The DPA launched its “Real is Rare” campaign in late 2016 with ads that feature a rather homogenous group of caricature-like, love struck young couples who seal their devotion with a “real” diamond. As a millennial, I find these campaigns to be completely cringe worthy, but they mark the first significant shot in the battle for the diamond market.

As in any argument, both sides claim their merits over the other. The DPA claims that mined diamonds are “of the earth” while lab diamonds require “enormous amounts of energy” to create. The lab grown camp claim that it takes the same amount of energy to grow a 1 carat diamond as it does to power the average US household for 25 days and they point to the detrimental environmental impacts that open-pit diamond mines have globally.

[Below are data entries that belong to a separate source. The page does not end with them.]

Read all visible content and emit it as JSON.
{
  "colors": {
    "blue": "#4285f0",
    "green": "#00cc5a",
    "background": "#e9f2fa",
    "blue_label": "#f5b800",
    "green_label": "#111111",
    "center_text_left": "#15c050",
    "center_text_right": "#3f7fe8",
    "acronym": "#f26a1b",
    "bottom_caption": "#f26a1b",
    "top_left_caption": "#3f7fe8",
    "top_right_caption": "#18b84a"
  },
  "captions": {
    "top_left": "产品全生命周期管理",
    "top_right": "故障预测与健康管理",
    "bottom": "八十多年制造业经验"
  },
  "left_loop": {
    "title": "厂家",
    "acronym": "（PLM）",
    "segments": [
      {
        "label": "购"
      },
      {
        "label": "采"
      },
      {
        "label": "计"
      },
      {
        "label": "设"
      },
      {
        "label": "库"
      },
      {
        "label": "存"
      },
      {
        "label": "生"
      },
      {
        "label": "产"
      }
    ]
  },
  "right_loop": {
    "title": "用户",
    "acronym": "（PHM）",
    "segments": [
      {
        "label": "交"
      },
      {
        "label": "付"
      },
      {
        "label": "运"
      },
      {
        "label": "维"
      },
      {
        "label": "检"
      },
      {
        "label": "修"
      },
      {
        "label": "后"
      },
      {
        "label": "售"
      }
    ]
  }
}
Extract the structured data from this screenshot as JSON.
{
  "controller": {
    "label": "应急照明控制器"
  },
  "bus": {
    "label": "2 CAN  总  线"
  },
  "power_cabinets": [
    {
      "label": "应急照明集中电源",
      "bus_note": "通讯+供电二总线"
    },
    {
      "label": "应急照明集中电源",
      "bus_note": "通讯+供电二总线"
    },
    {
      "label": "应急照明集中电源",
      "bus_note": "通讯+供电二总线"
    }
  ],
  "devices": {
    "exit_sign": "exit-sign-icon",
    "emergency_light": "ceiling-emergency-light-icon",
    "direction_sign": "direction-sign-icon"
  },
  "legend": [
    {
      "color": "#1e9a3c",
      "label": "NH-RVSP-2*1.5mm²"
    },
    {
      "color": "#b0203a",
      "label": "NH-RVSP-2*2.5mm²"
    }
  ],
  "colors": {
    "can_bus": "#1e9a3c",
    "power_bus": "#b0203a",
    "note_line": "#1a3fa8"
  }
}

The whole thing comes off as a squabble between two groups trying to make money and is somewhat off-putting in this sense. Interestingly though, while the DPA’s tagline, “Real is Rare” is clearly a direct riposte to the burgeoning lab diamond industry, the implicit messages of its campaigns also strike me as a walk back of the original De Beers marketing campaigns that fabricated the tradition of diamond engagement rings back in the late 1930s and1940s. So, at the core it seems as though the DPA isn’t actually going up against lab diamonds, but is really battling its own historical message in order to appeal to modern couples.

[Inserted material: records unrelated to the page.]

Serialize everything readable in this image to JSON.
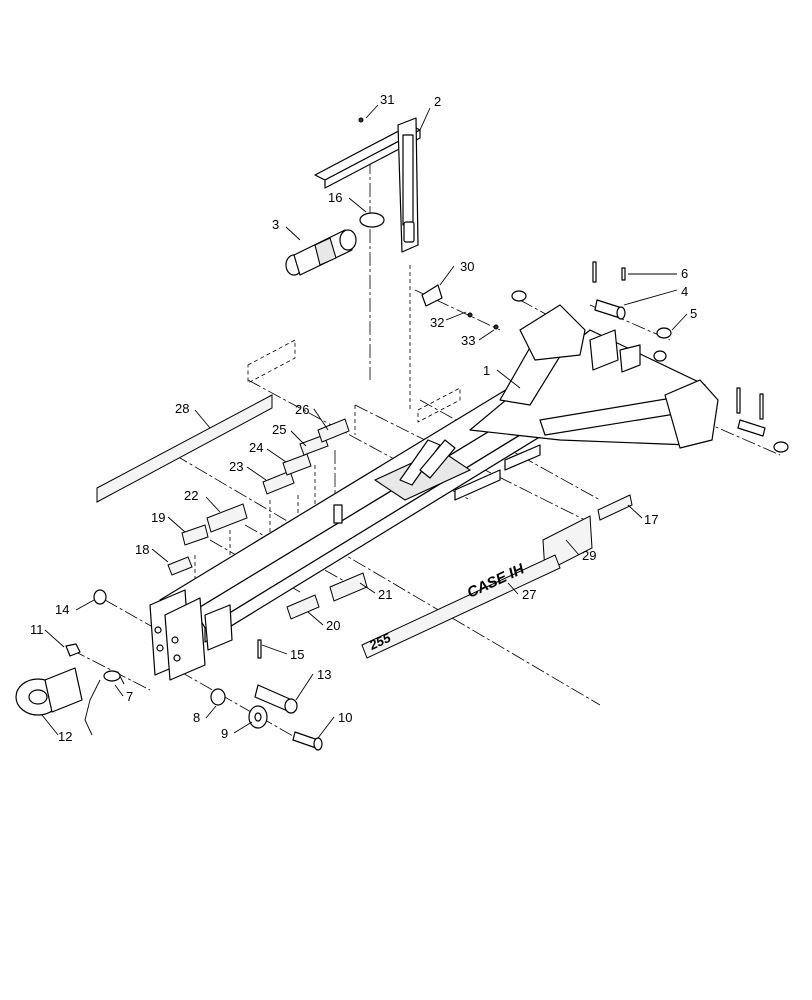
{
  "diagram": {
    "type": "exploded-parts-diagram",
    "callouts": [
      {
        "id": "1",
        "label": "1"
      },
      {
        "id": "2",
        "label": "2"
      },
      {
        "id": "3",
        "label": "3"
      },
      {
        "id": "4",
        "label": "4"
      },
      {
        "id": "5",
        "label": "5"
      },
      {
        "id": "6",
        "label": "6"
      },
      {
        "id": "7",
        "label": "7"
      },
      {
        "id": "8",
        "label": "8"
      },
      {
        "id": "9",
        "label": "9"
      },
      {
        "id": "10",
        "label": "10"
      },
      {
        "id": "11",
        "label": "11"
      },
      {
        "id": "12",
        "label": "12"
      },
      {
        "id": "13",
        "label": "13"
      },
      {
        "id": "14",
        "label": "14"
      },
      {
        "id": "15",
        "label": "15"
      },
      {
        "id": "16",
        "label": "16"
      },
      {
        "id": "17",
        "label": "17"
      },
      {
        "id": "18",
        "label": "18"
      },
      {
        "id": "19",
        "label": "19"
      },
      {
        "id": "20",
        "label": "20"
      },
      {
        "id": "21",
        "label": "21"
      },
      {
        "id": "22",
        "label": "22"
      },
      {
        "id": "23",
        "label": "23"
      },
      {
        "id": "24",
        "label": "24"
      },
      {
        "id": "25",
        "label": "25"
      },
      {
        "id": "26",
        "label": "26"
      },
      {
        "id": "27",
        "label": "27"
      },
      {
        "id": "28",
        "label": "28"
      },
      {
        "id": "29",
        "label": "29"
      },
      {
        "id": "30",
        "label": "30"
      },
      {
        "id": "31",
        "label": "31"
      },
      {
        "id": "32",
        "label": "32"
      },
      {
        "id": "33",
        "label": "33"
      }
    ],
    "decal_brand_text": "CASE IH",
    "decal_model_text": "255"
  },
  "colors": {
    "line": "#000000",
    "background": "#ffffff",
    "shade": "#e8e8e8"
  }
}
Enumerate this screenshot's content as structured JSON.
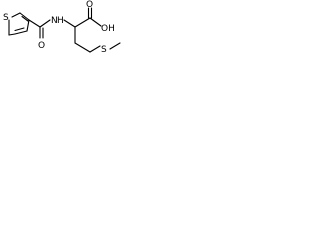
{
  "diagram": {
    "kind": "chemical-structure",
    "atom_labels": {
      "thiophene_sulfur": "S",
      "amide_nitrogen": "N",
      "amide_hydrogen": "H",
      "amide_oxygen": "O",
      "acid_oxygen_double": "O",
      "acid_hydroxyl": "OH",
      "thioether_sulfur": "S"
    },
    "colors": {
      "bond": "#000000",
      "background": "#ffffff",
      "label": "#000000"
    }
  }
}
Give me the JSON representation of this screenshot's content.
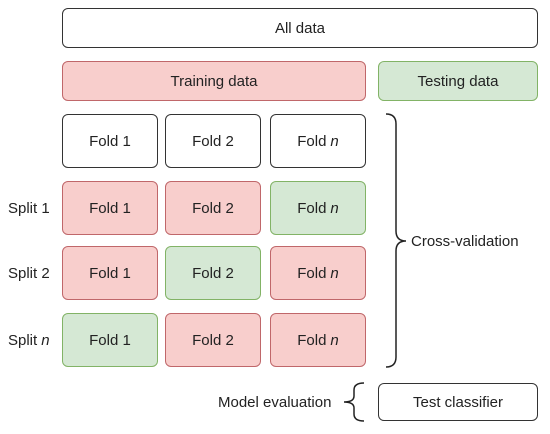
{
  "all_data": "All data",
  "training_data": "Training data",
  "testing_data": "Testing data",
  "fold1": "Fold 1",
  "fold2": "Fold 2",
  "fold_prefix": "Fold",
  "n": "n",
  "split1": "Split 1",
  "split2": "Split 2",
  "split_prefix": "Split",
  "cross_validation": "Cross-validation",
  "model_evaluation": "Model evaluation",
  "test_classifier": "Test classifier",
  "colors": {
    "training": "#f8cecc",
    "testing": "#d5e8d4"
  }
}
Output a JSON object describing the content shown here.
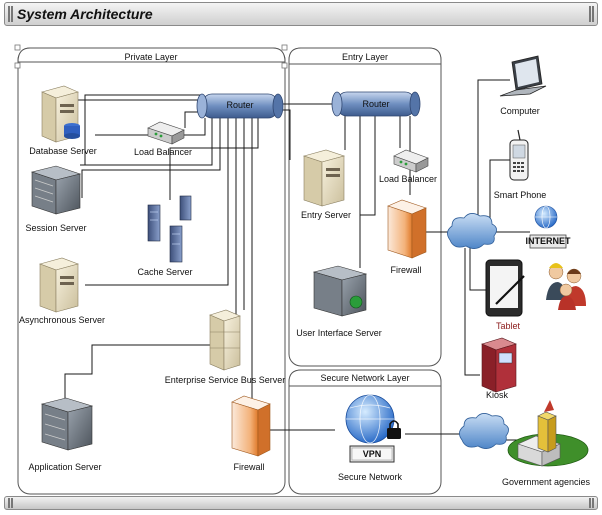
{
  "title": "System Architecture",
  "layers": {
    "private": "Private Layer",
    "entry": "Entry Layer",
    "secure": "Secure Network Layer"
  },
  "nodes": {
    "router_private": "Router",
    "router_entry": "Router",
    "database_server": "Database Server",
    "load_balancer_private": "Load Balancer",
    "session_server": "Session Server",
    "cache_server": "Cache Server",
    "asynchronous_server": "Asynchronous Server",
    "enterprise_service_bus_server": "Enterprise Service Bus Server",
    "application_server": "Application Server",
    "firewall_private": "Firewall",
    "entry_server": "Entry Server",
    "load_balancer_entry": "Load Balancer",
    "firewall_entry": "Firewall",
    "user_interface_server": "User Interface Server",
    "secure_network": "Secure Network",
    "vpn_label": "VPN",
    "computer": "Computer",
    "smart_phone": "Smart Phone",
    "internet_label": "INTERNET",
    "tablet": "Tablet",
    "kiosk": "Kiosk",
    "government_agencies": "Government agencies"
  },
  "colors": {
    "router_blue": "#6f8fc0",
    "firewall_orange": "#e88a3a",
    "tablet_label": "#8b1a1a",
    "globe_blue": "#2a7be0",
    "cloud_blue": "#6d9fd8",
    "server_beige": "#e9dfc2",
    "rack_gray": "#6e7680",
    "kiosk_red": "#b0303a"
  }
}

Allow me to elaborate. We know that millennials respond to transparency and authenticity; they only part with their money when they have trust in a product and feel a real connection to it in some way. And when it comes to diamonds, this means not only ensuring the diamonds they buy are socially and environmentally ethical, but it goes all the way back to questioning the origin story of the diamond engagement ring altogether and whether they want to participate in the marketing construct that is the diamond engagement ring.

So, to combat this, two of the four Real is Rare campaigns feature couples rebelling against the tradition of marriage and the diamond ring that comes along with it, instead opting for diamond necklaces to profess their passion. While I do like their attempt at questioning this construct, Im still not convinced by the campaign.

Ultimately the diamond engagement ring isn’t going anywhere. According to the Jewelry Industry Research Institute, 75% of brides in the US wear a diamond engagement ring. While it does feel that De Beers pulled a fast one on us, (and don’t even get me started on the gender roles involved) the diamond engagement ring has now become so socially entrenched that it’s essentially now detached from its commercialist origins.

But back to mined vs. lab diamonds: some feel lab diamonds are less romantic and some worry they could be passed off as mined diamonds, while others still strongly question the origins and impacts of mined diamonds.

At the end of the day, if there’s anything that millennials like more than the truth, it’s the ability to take that knowledge and ultimately make our own choices. So, to both sides of the diamond debate, I would say: just be real. Nobody likes an imposter.